Want to know where gold is going next? Then you better keep a close eye on Friday's close.
Gold started Friday morning much lower. Sentiment in the gold market was bearish, after ADP, GDP, jobless claims and ISM manufacturing numbers all beat expectations within the past 48 hours.
That left all eyes on the July jobs data, which bucked the bullish trend and missed expectations. While economists had expected to see a 184,000 increase in nonfarm payrolls, the number came in at 162,000. Gold had been hugging $1,284 to $1,285.60, the prior lows, but rallied nearly $35 off of the disappointing news.
(Read more: July jobs data more gravity than 'escape velocity')

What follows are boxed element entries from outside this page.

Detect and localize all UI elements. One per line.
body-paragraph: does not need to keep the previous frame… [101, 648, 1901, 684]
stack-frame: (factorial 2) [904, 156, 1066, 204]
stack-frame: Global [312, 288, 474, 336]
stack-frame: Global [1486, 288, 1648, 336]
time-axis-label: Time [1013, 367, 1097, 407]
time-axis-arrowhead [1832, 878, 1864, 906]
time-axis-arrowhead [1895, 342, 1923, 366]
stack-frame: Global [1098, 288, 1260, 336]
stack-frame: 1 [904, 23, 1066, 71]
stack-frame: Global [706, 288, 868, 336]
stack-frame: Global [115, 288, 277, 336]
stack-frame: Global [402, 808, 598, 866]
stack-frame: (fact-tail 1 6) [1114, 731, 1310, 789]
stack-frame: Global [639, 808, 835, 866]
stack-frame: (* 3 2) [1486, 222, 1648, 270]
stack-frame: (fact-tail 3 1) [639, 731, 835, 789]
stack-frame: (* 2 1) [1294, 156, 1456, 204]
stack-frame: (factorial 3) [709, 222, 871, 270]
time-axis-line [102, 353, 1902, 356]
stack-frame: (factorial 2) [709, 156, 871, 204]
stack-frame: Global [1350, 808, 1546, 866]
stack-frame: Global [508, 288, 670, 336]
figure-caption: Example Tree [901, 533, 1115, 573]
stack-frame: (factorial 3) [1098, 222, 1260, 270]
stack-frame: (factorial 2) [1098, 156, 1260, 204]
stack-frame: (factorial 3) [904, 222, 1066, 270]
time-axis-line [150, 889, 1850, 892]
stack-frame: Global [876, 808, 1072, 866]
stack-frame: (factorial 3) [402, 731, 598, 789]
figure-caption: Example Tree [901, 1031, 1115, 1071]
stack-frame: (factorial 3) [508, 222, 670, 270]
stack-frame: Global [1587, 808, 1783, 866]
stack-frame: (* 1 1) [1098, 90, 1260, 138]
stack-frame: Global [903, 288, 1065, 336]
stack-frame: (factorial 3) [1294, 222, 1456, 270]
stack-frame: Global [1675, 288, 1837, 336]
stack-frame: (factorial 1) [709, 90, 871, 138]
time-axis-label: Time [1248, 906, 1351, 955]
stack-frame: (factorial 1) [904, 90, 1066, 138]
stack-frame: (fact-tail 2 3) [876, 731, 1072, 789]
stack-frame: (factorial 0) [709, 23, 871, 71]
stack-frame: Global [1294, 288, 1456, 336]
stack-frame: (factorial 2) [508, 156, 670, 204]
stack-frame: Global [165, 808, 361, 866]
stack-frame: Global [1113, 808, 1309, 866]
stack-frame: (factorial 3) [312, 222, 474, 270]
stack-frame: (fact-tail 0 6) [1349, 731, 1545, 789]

Why such a sharp reaction? Well, although the taper is certainly coming, traders and investors alike are trying to guess how soon it will arrive. With a disappointing number, the chance of a September taper drops, and gold shines a little brighter. That brought bulls and value buyers out of the woodwork.
(Read more: The four reasons why hedge funds are selling gold)
Gold reached a knee-jerk-reaction high of $1,318, hitting an area where we have identified light resistance. With the market holding support above $1,308.90 for most of the morning, we continue to look to the range of $1,296.90 to $1,340.90 for guidance.
A close above this range signals a breakout and a follow-through. But a close above $1,325 will still signal immediate-term bullish activity. And while the momentum now points higher, we must see the market close above $1,308.90 just to negate the bearish activity we saw earlier.